И все же в тот день я увидел ее. С тех пор как мы вернулись с Куренбела, шел дважды снег, вода в арыках и ямах покрылась корочкой льда. Вначале лед держался только по утрам, хрустел, как стекло под нашими ногами — «хруст-хруст». И таял к обеду. Однако с каждым днем он держался все дольше и дольше, становился прочней, звенел под подошвами «дзинь-дзинь», когда мы скользили по нему. Но на этот раз лед лопнул подо мной, и я, идя домой из школы, очутился по пояс в яме с мутной водой. Ребята хохотали, хлопали себя по бедрам. Я выбрался из ямы и побежал домой мокрый, хоть выжимай. Моя новая телогрейка и ватные штаны, казалось, вобрали в себя половину воды, той, что была в яме.

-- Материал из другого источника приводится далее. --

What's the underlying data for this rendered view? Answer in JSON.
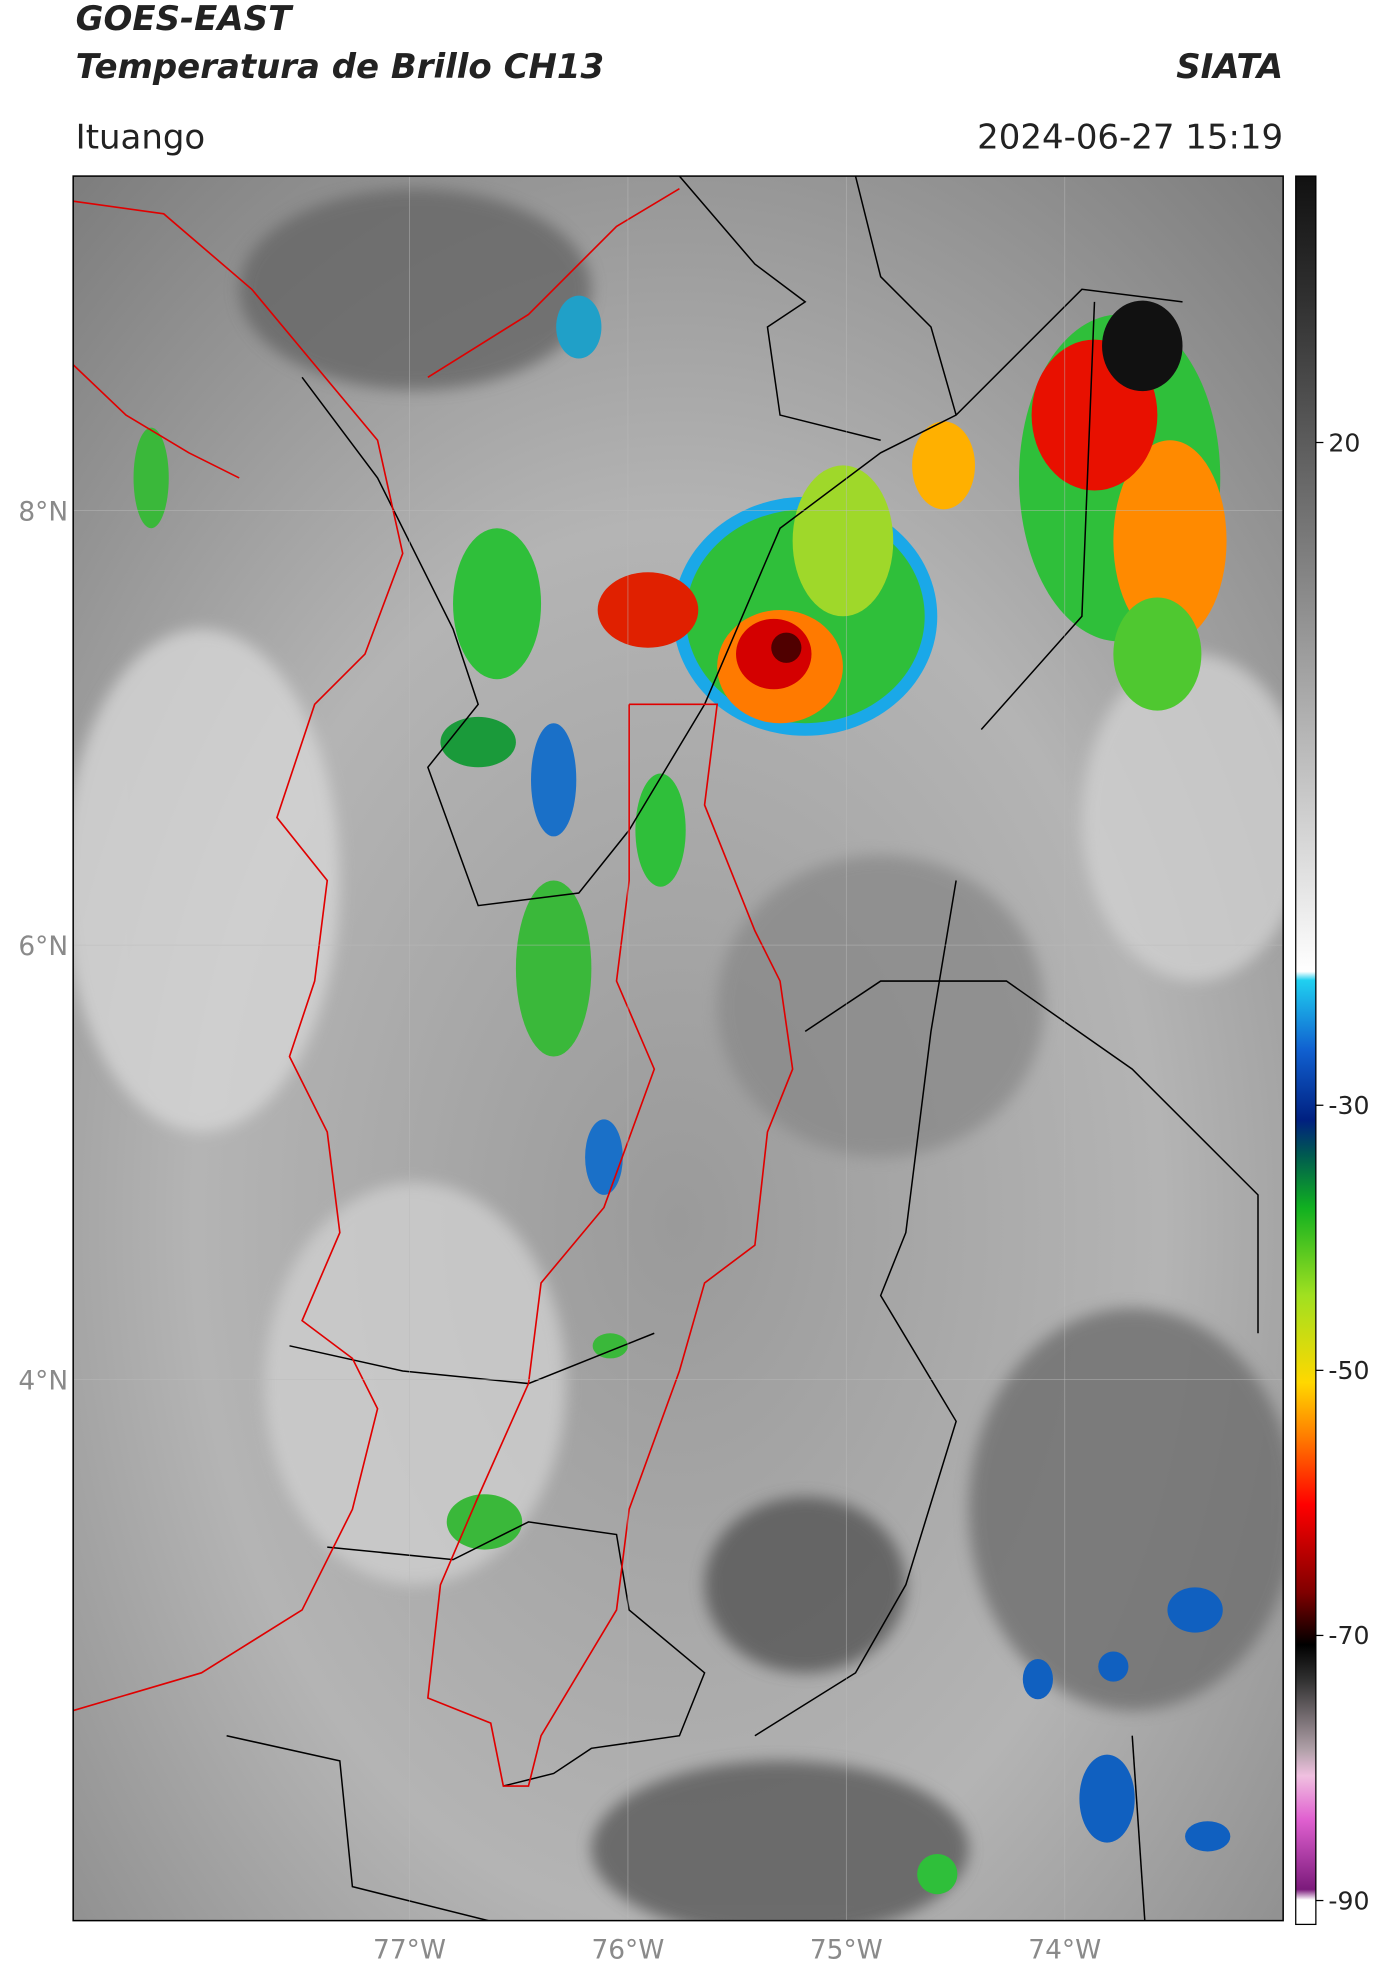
{
  "header": {
    "title": "GOES-EAST",
    "subtitle": "Temperatura de Brillo CH13",
    "agency": "SIATA",
    "location": "Ituango",
    "datetime": "2024-06-27 15:19"
  },
  "map": {
    "lon_range": [
      -78.54,
      -73.0
    ],
    "lat_range": [
      1.51,
      9.54
    ],
    "lat_ticks": [
      {
        "value": 8,
        "label": "8°N"
      },
      {
        "value": 6,
        "label": "6°N"
      },
      {
        "value": 4,
        "label": "4°N"
      }
    ],
    "lon_ticks": [
      {
        "value": -77,
        "label": "77°W"
      },
      {
        "value": -76,
        "label": "76°W"
      },
      {
        "value": -75,
        "label": "75°W"
      },
      {
        "value": -74,
        "label": "74°W"
      }
    ]
  },
  "colorbar": {
    "range": [
      -91.8,
      40.1
    ],
    "ticks": [
      20,
      -30,
      -50,
      -70,
      -90
    ]
  }
}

Я надеялся, что мама уже ушла на ток и все обойдется, и потому, увидев ее в дверях нашего дома, разревелся от неожиданности и страха. Но мама на этот раз не стала ругаться, а поспешно стянула с меня мокрую одежду и вскоре я походил на капустный кочан, засунутый в сухой теплый пиджачок, перешитый из отцовского пиджака, завернутый в черное отцовское пальто с воротником из мерлушки. Я быстро отогрелся, и особенно от того, что это были отцовские вещи, как бы частица его самого; как бы он сам, уйдя из жизни, все же оставил мне тепло своего тела. А может, он вовсе и не ушел? Может, черная бумага врет и он жив, и по-прежнему воюет на фронте? Мне хотелось спросить об этом у мамы, но я побоялся. Спрашивать об отце — все равно что царапать еще не зажившую рану.

— Как прошли сегодня уроки? И вообще как ты учишься в школе? Видишь ли, у меня совсем нет времени следить за тобой, — виновато сказала мама.

— Да и не надо. Я учусь… ничего, хорошо, — промямлил я, пряча глаза в воротник пальто, мысленно умоляя ее не расспрашивать поподробней.

А то ведь она дотошная у нас: «Сколько пятерок, сколько четверок?.. А тройки, а двойки?» И если уж начнет выпытывать, что да как, не миновать мне взбучки. Потому что, честно говоря, в классном журнале на моей строке стояли исключительно тройки… Но снова все обошлось.

— Учись, сынок, хорошо, — сказала мама, и только.

И начала собираться на ток, перевязывать свою поясницу. А уже уходя, бабушке сказала:

— Дай Канату ведро зерна. Пусть отнесет в дом Нурсулу. Мать и дети ее, поди, сидят голодные.

Она захлопнула за собой дверь, а раннем утром, еще до восхода солнца, по аулу проскакал глухой Колбай, вопя:

— О горе, люди! О горе!.. Потерял я Багилу!.. Нет больше Багилы! — и осадил коня перед нашей дверью, принес нам страшную весть.